Thanks! I think things are OK with my amp (factory upgraded to 3.2 last year), sockets work like supposed, etc, although Deoxit or similar may help perhaps. I also use some tube dampers on the drivers. However I think the frame wire rectangle idea deserves more testing. Therefore I made a version 2 today.
It turned out, with version 1, after 24 hours or so, the blutac had not really liked the heating from the top of the tubes. I could feel with my fingers, it had turned stale, sandy, no longer sticky. So even if "fresh" blutac is a fine damping material, this half-baked version - no.
The first direct blutac version of the frame gave body and coherence to the music, but I also lost treble and transients.
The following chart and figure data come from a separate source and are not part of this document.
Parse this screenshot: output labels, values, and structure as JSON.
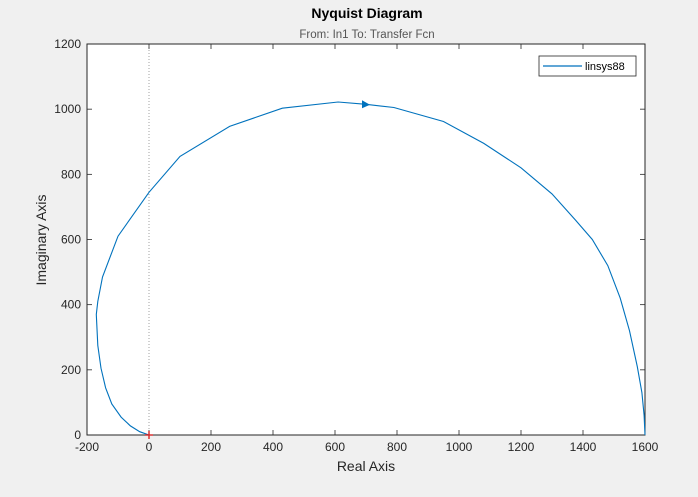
{
  "window": {
    "background": "#f0f0f0"
  },
  "chart_data": {
    "type": "line",
    "title": "Nyquist Diagram",
    "subtitle": "From: In1  To: Transfer Fcn",
    "xlabel": "Real Axis",
    "ylabel": "Imaginary Axis",
    "xlim": [
      -200,
      1600
    ],
    "ylim": [
      0,
      1200
    ],
    "xticks": [
      -200,
      0,
      200,
      400,
      600,
      800,
      1000,
      1200,
      1400,
      1600
    ],
    "yticks": [
      0,
      200,
      400,
      600,
      800,
      1000,
      1200
    ],
    "grid": false,
    "legend": {
      "location": "top-right",
      "entries": [
        "linsys88"
      ]
    },
    "colors": {
      "line": "#0072bd",
      "critical_point": "#d62728",
      "axes": "#262626",
      "zero_axis": "#a0a0a0"
    },
    "critical_point": {
      "x": 0,
      "y": 0,
      "marker": "+"
    },
    "series": [
      {
        "name": "linsys88",
        "x": [
          1600,
          1597,
          1590,
          1575,
          1550,
          1520,
          1480,
          1430,
          1375,
          1300,
          1200,
          1080,
          950,
          790,
          700,
          610,
          430,
          260,
          100,
          0,
          -100,
          -150,
          -165,
          -170,
          -165,
          -155,
          -140,
          -120,
          -90,
          -60,
          -30,
          0
        ],
        "y": [
          0,
          60,
          130,
          210,
          320,
          420,
          520,
          600,
          660,
          740,
          820,
          895,
          962,
          1005,
          1015,
          1022,
          1003,
          947,
          855,
          745,
          610,
          485,
          410,
          370,
          275,
          205,
          145,
          95,
          55,
          28,
          10,
          0
        ]
      }
    ],
    "arrow": {
      "x": 700,
      "y": 1015
    }
  }
}
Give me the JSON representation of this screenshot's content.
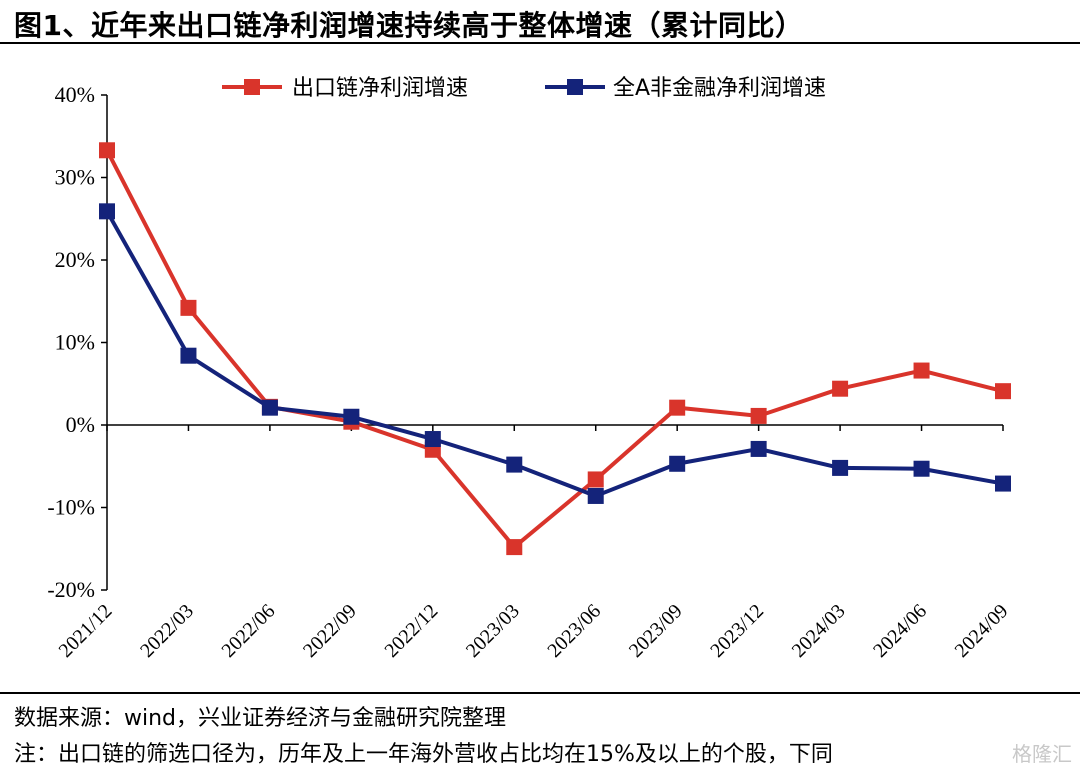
{
  "header": {
    "title": "图1、近年来出口链净利润增速持续高于整体增速（累计同比）"
  },
  "chart_data": {
    "type": "line",
    "title": "图1、近年来出口链净利润增速持续高于整体增速（累计同比）",
    "xlabel": "",
    "ylabel": "",
    "ylim": [
      -20,
      40
    ],
    "yticks": [
      "40%",
      "30%",
      "20%",
      "10%",
      "0%",
      "-10%",
      "-20%"
    ],
    "ytick_values": [
      40,
      30,
      20,
      10,
      0,
      -10,
      -20
    ],
    "categories": [
      "2021/12",
      "2022/03",
      "2022/06",
      "2022/09",
      "2022/12",
      "2023/03",
      "2023/06",
      "2023/09",
      "2023/12",
      "2024/03",
      "2024/06",
      "2024/09"
    ],
    "grid": false,
    "legend_position": "top-center",
    "series": [
      {
        "name": "出口链净利润增速",
        "color": "#d9342b",
        "values": [
          33.3,
          14.2,
          2.2,
          0.4,
          -3.0,
          -14.8,
          -6.6,
          2.1,
          1.1,
          4.4,
          6.6,
          4.1
        ]
      },
      {
        "name": "全A非金融净利润增速",
        "color": "#14237a",
        "values": [
          25.9,
          8.4,
          2.1,
          1.0,
          -1.7,
          -4.8,
          -8.6,
          -4.7,
          -2.9,
          -5.2,
          -5.3,
          -7.1
        ]
      }
    ]
  },
  "footer": {
    "source": "数据来源：wind，兴业证券经济与金融研究院整理",
    "note": "注：出口链的筛选口径为，历年及上一年海外营收占比均在15%及以上的个股，下同",
    "watermark": "格隆汇"
  }
}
A conclusion was "let tubes run free". My thoughts went in the same direction as Jtimothya - overdamping. And anyway I did not like the way the blutac behaved directly on the top of the tubes. I was lucky to find a set of small furniture damping pads around the house, light and round 10 x 2 mm, made of polyester, said to manage heat fairly well.
So the mk 2 version is a bit more complex: the same rectangular wire frame with blutac balls above each tube, now with the pads beneath the balls, adhesive side up. This frame with blutac/polyester "feet" sits on the tubes. My impression so far is, this is better, at least I no longer hear much of the negative effects of mk 1 (no darkening of the sound). I need to listen and adjust more, to judge. It is tricky to get each pad to rest on the top of the tube "just so". Version 2 is a light touch only, compared to the first.
As you can see I am on my way to a gold mine of sound, I should get a patent at once. Just joking! The idea with cheap tweaks like this, we can all do them, and test. They often fail but they also give added value to the community.